Monday, December 11, 2006

Verde-amarelismo


Pedro J. Bondaczuk


O dia 14 de janeiro próximo vai marcar o 33º aniversário de morte de um dos mais inspirados, lúcidos e importantes poetas brasileiros: o joseense Cassiano Ricardo, que morreu, no Rio de Janeiro, em 1974, aos 79 anos. Escritor de texto musical, límpido, cheio de expressões indígenas e carregado de intenso lirismo, nacionalista até a medula, foi um intelectual participante e ativo no contexto social (e até político) do Brasil do seu tempo.

Desde menino, Cassiano revelou inequívoca vocação para a poesia, gênero que o iria consagrar, pela qualidade, profundidade, beleza e originalidade dos seus versos, como um dos mais lúcidos e criativos escritores brasileiros de todos os tempos. Enquanto outras crianças da sua idade se dedicavam às brincadeiras e jogos infantis, o garoto caladão e arredio de São José dos Campos, no Vale do Paraíba, aplicava seu tempo a compor poemas.

Talento precoce, escrevia, a mão, rusticamente, muitas vezes em papel de embrulhar pão, quando não em folhas de caderno, um caprichado jornalzinho próprio, só seu, onde era, simultaneamente, o autor e o editor de todos os textos, cujo nome caracteriza bem a sua personalidade e modo de agir: “O Ideal”.

Tempos mais tarde, já formado em Direito, confidenciou que o menino que ele foi nunca deixou de coexistir com o adulto empreendedor e ousado em que se tornou.
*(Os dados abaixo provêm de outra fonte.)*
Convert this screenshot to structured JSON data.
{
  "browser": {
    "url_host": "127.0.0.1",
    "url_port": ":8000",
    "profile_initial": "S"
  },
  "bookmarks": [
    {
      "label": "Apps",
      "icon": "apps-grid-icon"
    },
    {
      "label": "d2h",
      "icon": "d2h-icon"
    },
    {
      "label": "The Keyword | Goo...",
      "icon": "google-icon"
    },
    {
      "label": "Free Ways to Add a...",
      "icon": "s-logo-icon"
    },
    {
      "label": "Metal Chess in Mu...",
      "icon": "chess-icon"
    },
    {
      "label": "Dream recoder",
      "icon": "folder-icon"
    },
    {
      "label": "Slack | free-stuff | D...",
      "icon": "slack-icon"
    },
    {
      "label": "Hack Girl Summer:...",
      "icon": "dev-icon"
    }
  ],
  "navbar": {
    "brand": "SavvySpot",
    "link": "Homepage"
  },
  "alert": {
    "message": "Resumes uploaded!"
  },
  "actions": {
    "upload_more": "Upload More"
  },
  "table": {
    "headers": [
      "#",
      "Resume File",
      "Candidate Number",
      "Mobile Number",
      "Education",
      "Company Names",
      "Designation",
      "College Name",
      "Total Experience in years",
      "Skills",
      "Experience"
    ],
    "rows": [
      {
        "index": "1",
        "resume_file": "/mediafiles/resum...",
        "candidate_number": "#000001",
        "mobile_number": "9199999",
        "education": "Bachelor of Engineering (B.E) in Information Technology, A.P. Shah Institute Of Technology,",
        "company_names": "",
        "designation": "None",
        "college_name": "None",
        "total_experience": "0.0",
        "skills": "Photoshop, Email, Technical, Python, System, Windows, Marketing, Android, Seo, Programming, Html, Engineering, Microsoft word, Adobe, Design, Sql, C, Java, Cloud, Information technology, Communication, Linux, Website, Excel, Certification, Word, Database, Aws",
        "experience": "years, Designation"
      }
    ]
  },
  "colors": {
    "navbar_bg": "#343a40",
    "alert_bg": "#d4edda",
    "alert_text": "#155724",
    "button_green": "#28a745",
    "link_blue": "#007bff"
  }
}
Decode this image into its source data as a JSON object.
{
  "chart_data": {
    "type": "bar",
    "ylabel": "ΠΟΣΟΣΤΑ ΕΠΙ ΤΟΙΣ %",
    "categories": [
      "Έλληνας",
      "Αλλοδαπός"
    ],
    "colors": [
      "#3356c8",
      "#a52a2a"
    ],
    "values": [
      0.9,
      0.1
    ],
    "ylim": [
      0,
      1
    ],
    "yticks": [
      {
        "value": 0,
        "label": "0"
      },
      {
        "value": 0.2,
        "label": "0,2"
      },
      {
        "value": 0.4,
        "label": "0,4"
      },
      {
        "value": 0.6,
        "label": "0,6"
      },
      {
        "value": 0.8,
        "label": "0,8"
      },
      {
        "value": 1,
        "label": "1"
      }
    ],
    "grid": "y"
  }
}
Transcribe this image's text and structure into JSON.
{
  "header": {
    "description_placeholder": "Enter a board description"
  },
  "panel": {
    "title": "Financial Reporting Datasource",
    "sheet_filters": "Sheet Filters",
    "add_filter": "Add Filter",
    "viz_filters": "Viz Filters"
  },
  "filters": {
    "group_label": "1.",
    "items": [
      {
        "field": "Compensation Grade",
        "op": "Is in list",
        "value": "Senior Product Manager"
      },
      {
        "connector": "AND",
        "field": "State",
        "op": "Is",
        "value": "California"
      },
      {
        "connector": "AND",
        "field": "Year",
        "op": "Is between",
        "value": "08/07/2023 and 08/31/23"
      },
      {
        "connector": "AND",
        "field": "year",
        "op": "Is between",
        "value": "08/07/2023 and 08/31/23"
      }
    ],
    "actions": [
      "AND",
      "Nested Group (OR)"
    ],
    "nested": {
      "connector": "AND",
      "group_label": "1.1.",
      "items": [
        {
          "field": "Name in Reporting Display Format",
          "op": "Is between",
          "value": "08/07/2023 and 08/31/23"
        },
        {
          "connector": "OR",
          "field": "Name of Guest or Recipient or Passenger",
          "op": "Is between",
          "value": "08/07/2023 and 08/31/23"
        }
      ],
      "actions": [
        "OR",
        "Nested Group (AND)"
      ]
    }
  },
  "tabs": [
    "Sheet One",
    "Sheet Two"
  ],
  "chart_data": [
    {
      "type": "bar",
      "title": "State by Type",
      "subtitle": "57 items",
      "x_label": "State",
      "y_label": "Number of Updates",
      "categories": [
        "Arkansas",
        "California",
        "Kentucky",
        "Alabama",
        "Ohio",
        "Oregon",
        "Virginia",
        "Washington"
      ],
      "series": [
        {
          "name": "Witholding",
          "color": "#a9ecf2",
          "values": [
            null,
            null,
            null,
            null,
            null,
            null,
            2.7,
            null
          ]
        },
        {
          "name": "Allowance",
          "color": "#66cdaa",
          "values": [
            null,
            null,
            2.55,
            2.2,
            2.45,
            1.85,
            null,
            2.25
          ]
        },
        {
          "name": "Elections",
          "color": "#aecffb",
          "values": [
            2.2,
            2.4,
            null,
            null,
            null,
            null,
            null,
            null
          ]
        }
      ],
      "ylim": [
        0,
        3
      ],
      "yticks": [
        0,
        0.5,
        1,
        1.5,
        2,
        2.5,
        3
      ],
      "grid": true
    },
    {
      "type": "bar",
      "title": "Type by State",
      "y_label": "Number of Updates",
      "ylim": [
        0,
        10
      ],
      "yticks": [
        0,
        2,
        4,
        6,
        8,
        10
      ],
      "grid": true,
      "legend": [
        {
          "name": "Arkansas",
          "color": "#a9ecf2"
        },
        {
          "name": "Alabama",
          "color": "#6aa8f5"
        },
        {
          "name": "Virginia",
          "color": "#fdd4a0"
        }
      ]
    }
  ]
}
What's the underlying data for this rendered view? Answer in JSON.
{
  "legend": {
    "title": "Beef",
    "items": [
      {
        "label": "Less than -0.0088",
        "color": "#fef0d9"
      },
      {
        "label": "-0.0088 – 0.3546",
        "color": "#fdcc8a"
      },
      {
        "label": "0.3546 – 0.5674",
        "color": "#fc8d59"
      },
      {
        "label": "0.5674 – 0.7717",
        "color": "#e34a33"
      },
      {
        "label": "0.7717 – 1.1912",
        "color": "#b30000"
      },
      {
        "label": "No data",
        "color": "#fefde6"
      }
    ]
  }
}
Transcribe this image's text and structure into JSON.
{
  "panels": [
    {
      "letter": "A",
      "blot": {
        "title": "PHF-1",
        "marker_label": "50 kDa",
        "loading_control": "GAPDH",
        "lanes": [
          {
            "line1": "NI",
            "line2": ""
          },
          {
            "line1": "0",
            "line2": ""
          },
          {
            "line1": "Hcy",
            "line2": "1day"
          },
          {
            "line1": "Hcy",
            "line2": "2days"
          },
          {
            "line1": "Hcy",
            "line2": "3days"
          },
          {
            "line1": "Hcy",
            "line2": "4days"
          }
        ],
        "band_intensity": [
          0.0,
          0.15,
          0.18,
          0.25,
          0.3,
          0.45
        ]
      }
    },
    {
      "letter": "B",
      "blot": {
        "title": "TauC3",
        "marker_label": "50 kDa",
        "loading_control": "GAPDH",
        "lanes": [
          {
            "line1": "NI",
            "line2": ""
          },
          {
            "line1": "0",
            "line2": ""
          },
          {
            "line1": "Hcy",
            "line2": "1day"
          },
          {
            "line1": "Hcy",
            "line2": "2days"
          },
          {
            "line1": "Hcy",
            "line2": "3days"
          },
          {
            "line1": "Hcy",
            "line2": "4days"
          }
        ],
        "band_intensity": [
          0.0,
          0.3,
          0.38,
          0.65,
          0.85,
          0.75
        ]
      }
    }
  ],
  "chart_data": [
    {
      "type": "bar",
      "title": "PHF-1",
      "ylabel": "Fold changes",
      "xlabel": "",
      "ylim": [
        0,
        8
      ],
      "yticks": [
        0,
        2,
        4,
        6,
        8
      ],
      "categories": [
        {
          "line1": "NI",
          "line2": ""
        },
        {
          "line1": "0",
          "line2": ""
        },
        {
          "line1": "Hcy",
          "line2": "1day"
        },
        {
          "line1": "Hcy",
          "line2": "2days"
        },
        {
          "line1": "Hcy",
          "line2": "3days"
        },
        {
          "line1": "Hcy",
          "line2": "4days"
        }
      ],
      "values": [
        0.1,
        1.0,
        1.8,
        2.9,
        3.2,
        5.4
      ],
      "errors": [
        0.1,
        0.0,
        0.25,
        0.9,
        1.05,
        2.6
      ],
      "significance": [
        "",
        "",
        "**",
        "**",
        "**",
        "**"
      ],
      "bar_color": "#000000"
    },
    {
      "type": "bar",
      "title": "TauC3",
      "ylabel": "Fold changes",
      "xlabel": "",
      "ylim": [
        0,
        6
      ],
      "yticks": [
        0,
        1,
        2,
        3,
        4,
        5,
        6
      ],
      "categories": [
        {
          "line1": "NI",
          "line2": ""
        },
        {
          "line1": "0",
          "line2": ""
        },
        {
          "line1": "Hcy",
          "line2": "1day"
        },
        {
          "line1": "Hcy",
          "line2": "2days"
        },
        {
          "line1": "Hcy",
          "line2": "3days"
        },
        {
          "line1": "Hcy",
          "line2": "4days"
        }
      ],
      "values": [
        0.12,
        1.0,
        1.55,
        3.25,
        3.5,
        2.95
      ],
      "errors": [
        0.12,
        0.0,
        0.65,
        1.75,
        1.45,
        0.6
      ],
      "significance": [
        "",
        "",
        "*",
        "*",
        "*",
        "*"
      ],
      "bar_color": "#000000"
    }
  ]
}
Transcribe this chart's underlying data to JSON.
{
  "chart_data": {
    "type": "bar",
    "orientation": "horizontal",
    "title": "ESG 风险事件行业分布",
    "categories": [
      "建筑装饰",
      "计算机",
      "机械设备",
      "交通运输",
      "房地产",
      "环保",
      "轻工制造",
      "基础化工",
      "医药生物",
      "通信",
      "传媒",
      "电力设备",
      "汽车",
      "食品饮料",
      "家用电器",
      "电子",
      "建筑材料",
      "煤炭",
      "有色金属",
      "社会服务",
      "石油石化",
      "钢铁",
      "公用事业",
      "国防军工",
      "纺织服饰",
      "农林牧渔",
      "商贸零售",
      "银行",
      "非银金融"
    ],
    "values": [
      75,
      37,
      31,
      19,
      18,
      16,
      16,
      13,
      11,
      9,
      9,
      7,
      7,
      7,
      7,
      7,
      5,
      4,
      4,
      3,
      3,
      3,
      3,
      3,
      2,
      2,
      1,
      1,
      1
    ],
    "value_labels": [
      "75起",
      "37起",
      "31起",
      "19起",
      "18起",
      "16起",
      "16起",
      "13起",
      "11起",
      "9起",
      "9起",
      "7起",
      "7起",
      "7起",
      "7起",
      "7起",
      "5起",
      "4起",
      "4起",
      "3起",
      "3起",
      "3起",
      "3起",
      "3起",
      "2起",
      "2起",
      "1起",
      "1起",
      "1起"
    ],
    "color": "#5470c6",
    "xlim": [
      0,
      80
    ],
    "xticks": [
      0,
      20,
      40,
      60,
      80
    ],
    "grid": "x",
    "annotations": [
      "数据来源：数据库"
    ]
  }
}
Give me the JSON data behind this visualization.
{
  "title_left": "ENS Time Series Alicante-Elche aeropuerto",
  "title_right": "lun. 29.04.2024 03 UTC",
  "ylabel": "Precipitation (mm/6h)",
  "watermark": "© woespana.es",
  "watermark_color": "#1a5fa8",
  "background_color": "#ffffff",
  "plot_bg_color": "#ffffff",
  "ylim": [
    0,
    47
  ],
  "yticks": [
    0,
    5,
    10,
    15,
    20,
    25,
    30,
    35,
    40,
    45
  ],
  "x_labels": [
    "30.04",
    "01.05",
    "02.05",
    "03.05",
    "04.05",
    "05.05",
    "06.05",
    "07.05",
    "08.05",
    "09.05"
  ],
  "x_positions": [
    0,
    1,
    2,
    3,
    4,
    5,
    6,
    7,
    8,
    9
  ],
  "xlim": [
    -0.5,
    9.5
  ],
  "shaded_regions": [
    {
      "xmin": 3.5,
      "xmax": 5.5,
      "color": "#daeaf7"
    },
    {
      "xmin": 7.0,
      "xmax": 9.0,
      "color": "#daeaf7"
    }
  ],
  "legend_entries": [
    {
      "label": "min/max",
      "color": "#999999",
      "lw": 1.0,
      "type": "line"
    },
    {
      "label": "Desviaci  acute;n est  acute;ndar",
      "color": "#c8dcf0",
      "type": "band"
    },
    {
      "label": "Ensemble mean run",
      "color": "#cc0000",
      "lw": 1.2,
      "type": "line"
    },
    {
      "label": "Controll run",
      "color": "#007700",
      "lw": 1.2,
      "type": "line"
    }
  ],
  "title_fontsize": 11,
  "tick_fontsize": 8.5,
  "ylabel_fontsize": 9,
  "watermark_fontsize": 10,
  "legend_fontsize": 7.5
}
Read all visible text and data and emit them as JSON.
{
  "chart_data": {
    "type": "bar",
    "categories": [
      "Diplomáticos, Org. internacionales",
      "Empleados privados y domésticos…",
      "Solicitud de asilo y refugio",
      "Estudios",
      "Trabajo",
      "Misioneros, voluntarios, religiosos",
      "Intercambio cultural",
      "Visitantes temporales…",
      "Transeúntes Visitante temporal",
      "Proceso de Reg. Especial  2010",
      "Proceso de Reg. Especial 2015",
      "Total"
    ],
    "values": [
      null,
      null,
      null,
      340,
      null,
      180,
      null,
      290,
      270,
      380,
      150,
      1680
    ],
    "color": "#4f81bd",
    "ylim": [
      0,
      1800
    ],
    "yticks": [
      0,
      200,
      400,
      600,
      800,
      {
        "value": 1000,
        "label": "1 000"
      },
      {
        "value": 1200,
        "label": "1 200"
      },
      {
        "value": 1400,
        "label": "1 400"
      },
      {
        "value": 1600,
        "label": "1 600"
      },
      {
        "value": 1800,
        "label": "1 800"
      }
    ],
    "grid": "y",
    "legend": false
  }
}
Cassiano sempre foi um idealista, um “Quixote” dos tempos modernos, a sonhar com um Brasil e com um mundo melhores, regidos pela justiça, solidariedade e beleza.

Em fins da década de 20 e início da de 30, o poeta assumiu, como advogado, a defesa do político Assis Brasil, no Rio Grande do Sul, contra o poderoso caudilho dos Pampas, Borges de Medeiros. Um amigo gaúcho chegou a adverti-lo, na ocasião, sobre os riscos dessa causa. Disse: “Um dia os inimigos te amarram no lombo de um burro e te soltam do outro lado do Rio Pelotas”. Cassiano, claro, não lhe deu ouvidos.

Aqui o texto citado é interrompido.